Fernando Cebolla nació en Almonacid de Zorita el 23 de marzo de 1942. Marchó del pueblo en 1950, a los ocho años, junto a sus padres y su hermano Antonio, en busca de un futuro mejor. La vida le condujo entonces a las afueras de Madrid, primero a la que entonces era la segunda estación del Ferrocarril del Niño Jesús puesto que su padre era el capataz de brigada ferroviario, y después en Vallecas Villa, donde aún hoy tiene su residencia. Sin embargo, Almonacid de Zorita siempre ha sido su referencia vital.
El almorcileño estudió automoción en el Instituto Virgen de la Paloma. Trabajó en el mundo del automóvil, y más tarde en el comercio. En Madrid conoció a Caridad, con quien se casó en 1967. Su devenir profesional es la historia del éxodo rural en los años cincuenta y sesenta: vidas anónimas y llenas de sacrificio, sin carencias, pero sin lujos, como las de tantos españoles.
Pero Fernando tenía una vocación oculta desde niño: el dibujo y la pintura. Al pie de la jubilación, con el tiempo necesario para dedicarse a ella, al almorcileño acabó por salirle el artista que lleva dentro. Cinco años después de su retiro profesional, el retrato se ha convertido en su pasión. Es la forma que tiene de expresar sus sentimientos, que se le adivinan debajo de un discurso serio, pero cálido, como la tierra en la que nació.
A pesar de que su formación es autodidacta, su técnica depurada sorprende por la frescura que transmite tanto en sus retratos como en sus dibujos del natural. Detrás de la perfección de cada rostro, siempre tremendamente realista, hay sentimiento, alma, la del propio Fernando, y también la del retratado.
Desde este viernes, día 8 de diciembre, y hasta después de Navidades, concretamente hasta el 7 de enero, y en la Antigua Ermita de la Luz, expone aproximadamente la mitad de su producción total en una muestra que ha dejado perplejos, por su calidad, a propios y extraños. Para Fernando, no es una exposición más, sino un regreso artístico a la tierra que le vio nacer y a la que se siente profundamente unido. De hecho, muchos los retratos que se pueden ver en la Ermita corresponden a almorcileños.

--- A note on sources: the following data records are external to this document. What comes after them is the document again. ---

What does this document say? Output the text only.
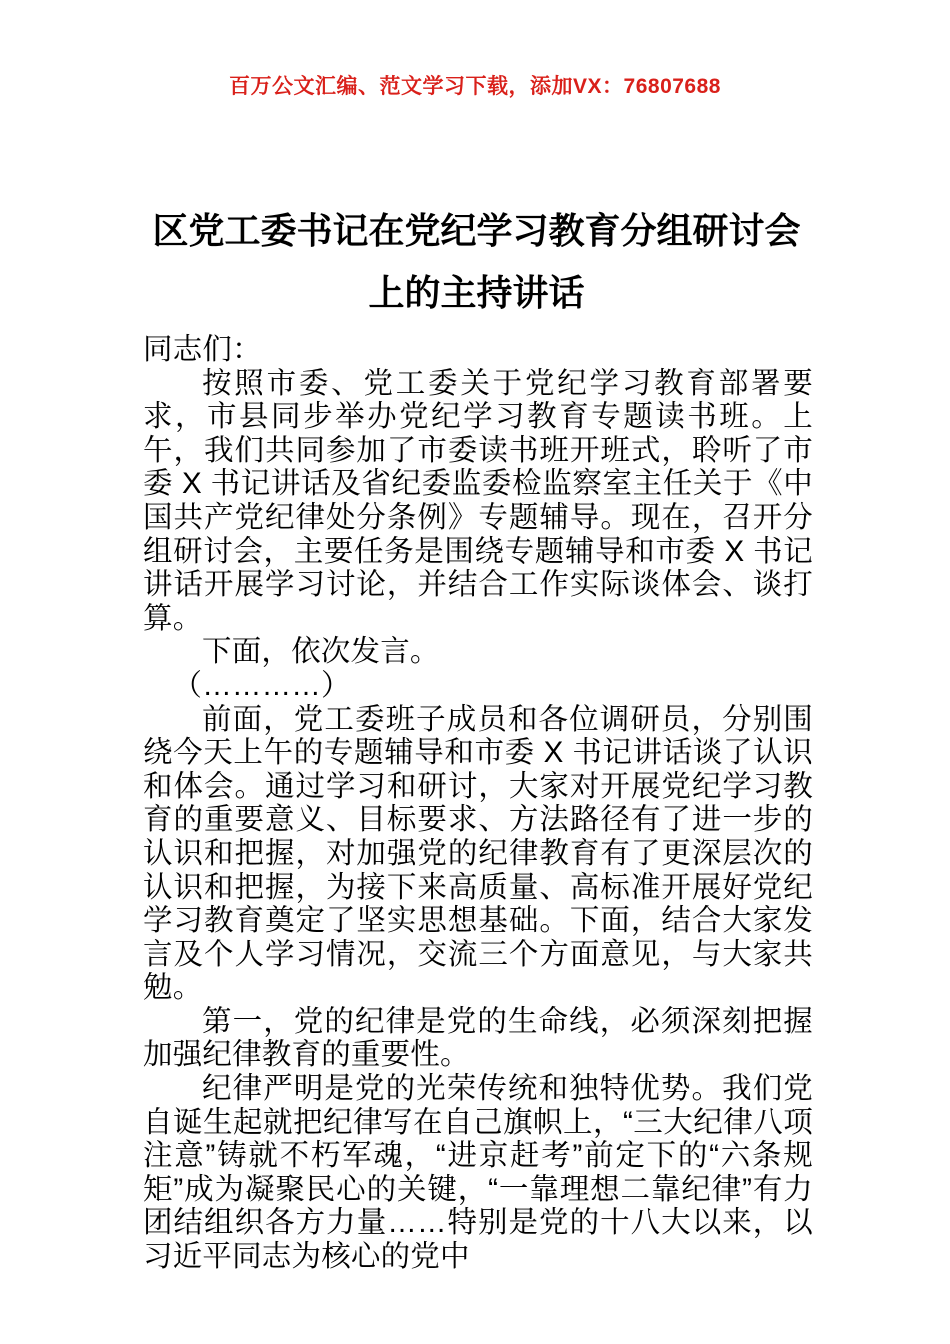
百万公文汇编、范文学习下载，添加VX：76807688
区党工委书记在党纪学习教育分组研讨会
上的主持讲话

同志们：

按照市委、党工委关于党纪学习教育部署要求，市县同步举办党纪学习教育专题读书班。上午，我们共同参加了市委读书班开班式，聆听了市委 X 书记讲话及省纪委监委检监察室主任关于《中国共产党纪律处分条例》专题辅导。现在，召开分组研讨会，主要任务是围绕专题辅导和市委 X 书记讲话开展学习讨论，并结合工作实际谈体会、谈打算。

下面，依次发言。

（…………）

前面，党工委班子成员和各位调研员，分别围绕今天上午的专题辅导和市委 X 书记讲话谈了认识和体会。通过学习和研讨，大家对开展党纪学习教育的重要意义、目标要求、方法路径有了进一步的认识和把握，对加强党的纪律教育有了更深层次的认识和把握，为接下来高质量、高标准开展好党纪学习教育奠定了坚实思想基础。下面，结合大家发言及个人学习情况，交流三个方面意见，与大家共勉。

第一，党的纪律是党的生命线，必须深刻把握加强纪律教育的重要性。

纪律严明是党的光荣传统和独特优势。我们党自诞生起就把纪律写在自己旗帜上，“三大纪律八项注意”铸就不朽军魂，“进京赶考”前定下的“六条规矩”成为凝聚民心的关键，“一靠理想二靠纪律”有力团结组织各方力量……特别是党的十八大以来，以习近平同志为核心的党中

Para transmitir su arte, necesita muy poco. Solo un papel blanco, lápices para hacer claroscuros y tonos sepia, difuminos y pastel, cuando utiliza el color. Exactamente lo mismo que al día siguiente de su jubilación le pidió a la dependienta de la papelería. Fernando empezó a dibujar el retrato de Caridad, que es “mi mayor admiradora y también mi mayor crítica”, dice el pintor. Pasados los años, lo ha vuelto a dibujar. Orgullosa, Caridad muestra en el móvil la diferencia entre uno y otro.

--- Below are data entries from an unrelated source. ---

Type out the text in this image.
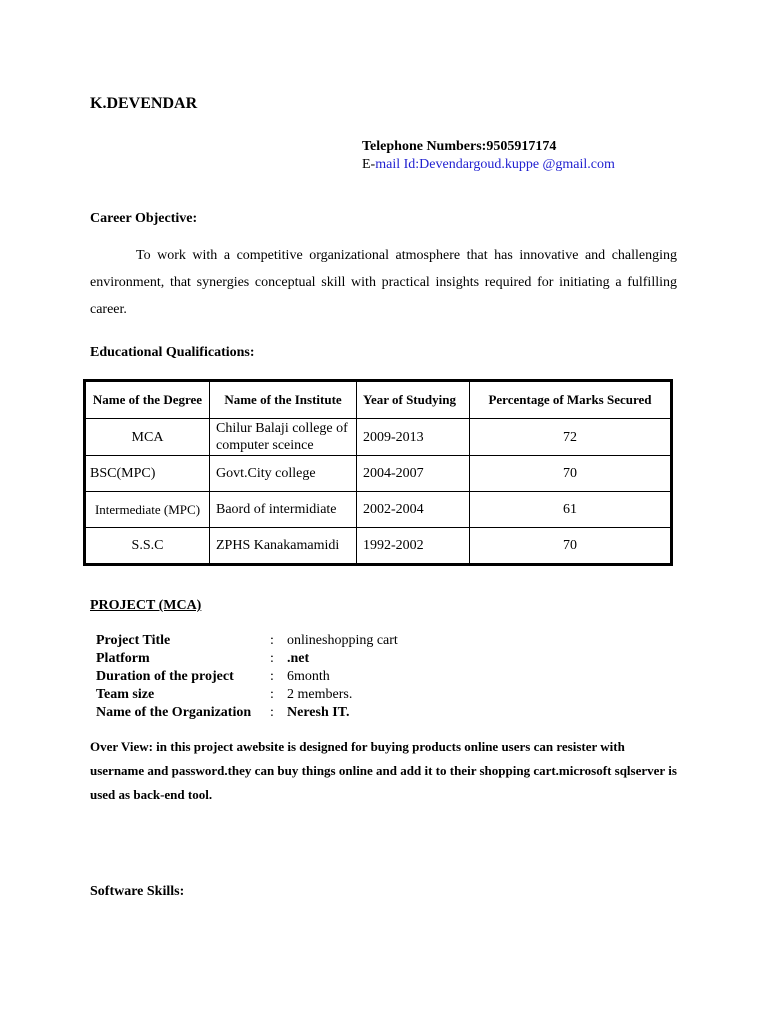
K.DEVENDAR
Telephone Numbers:9505917174
E-mail Id:Devendargoud.kuppe @gmail.com
Career Objective:
To work with a competitive organizational atmosphere that has innovative and challenging environment, that synergies conceptual skill with practical insights required for initiating a fulfilling career.
Educational Qualifications:
Name of the Degree	Name of the Institute	Year of Studying	Percentage of Marks Secured
MCA	Chilur Balaji college of computer sceince	2009-2013	72
BSC(MPC)	Govt.City college	2004-2007	70
Intermediate (MPC)	Baord of intermidiate	2002-2004	61
S.S.C	ZPHS Kanakamamidi	1992-2002	70
PROJECT (MCA)
Project Title	: onlineshopping cart
Platform	: .net
Duration of the project	: 6month
Team size	: 2 members.
Name of the Organization : Neresh IT.
Over View: in this project awebsite is designed for buying products online users can resister with username and password.they can buy things online and add it to their shopping cart.microsoft sqlserver is used as back-end tool.
Software Skills:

El almorcileño siguió pintado. Su espíritu perfeccionista le llevó incluso a querer tirar la toalla cuando se enfrentó a uno, concretamente, el de su padre. “No me salía. Pero me empeñé, hice los retoques necesarios, y al final, lo conseguí. Me sirvió para aprender de mis errores”, sigue.
En los últimos cinco años, ha pintado 105 dibujos, principalmente retratos, pero también monumentos y rincones que le han llamado la atención, tanto de Almonacid, su pueblo querido, como del Pueblo de Vallecas, localidad por la que siente igualmente un cariño especial. La Torre del Reloj, el Humilladero, la Puerta de Santa María de la Cabeza, la gran torre de Vallecas, visible desde decenas de kilómetros de distancia, todo está fielmente dibujado por Fernando Cebolla, con una precisión asombrosa, pero también con corazón.
Fernando ha desarrollado un método para respetar las proporciones del natural. Ahora lo enseña a sus alumnos del colegio en el que imparte clases de pintura. Sus discípulos acumulan premios de los que él se siente tan orgulloso como ellos. Parte de una fotografía, que imprime en tamaño folio, y en blanco y negro. La cuadricula y luego la transporta a las dimensiones del cuadro real.
Y a partir de ahí, a pintar. Sentido y sensibilidad. “Hay que concentrase. Si no, no sale nada. Buscar todos los detalles, hasta la mínima sombra. Sacar las luces, para que el cuadro dé sensación de relieve…”. Fernando pinta siempre en su casa de Vallecas, en el mismo caballete, y sólo cuando se siente inspirado. “No tengo horas fijas, ni me marco un tiempo concreto para terminar un retrato. Algunos días, cuando no sale nada, lo dejo”, dice. Entonces, pinta en su cabeza, hasta que vuelve al caballete, con las ideas claras, a rematar su obra. Entre sus favoritos, “el de mi abuelo” y, naturalmente, “el último de Caridad”.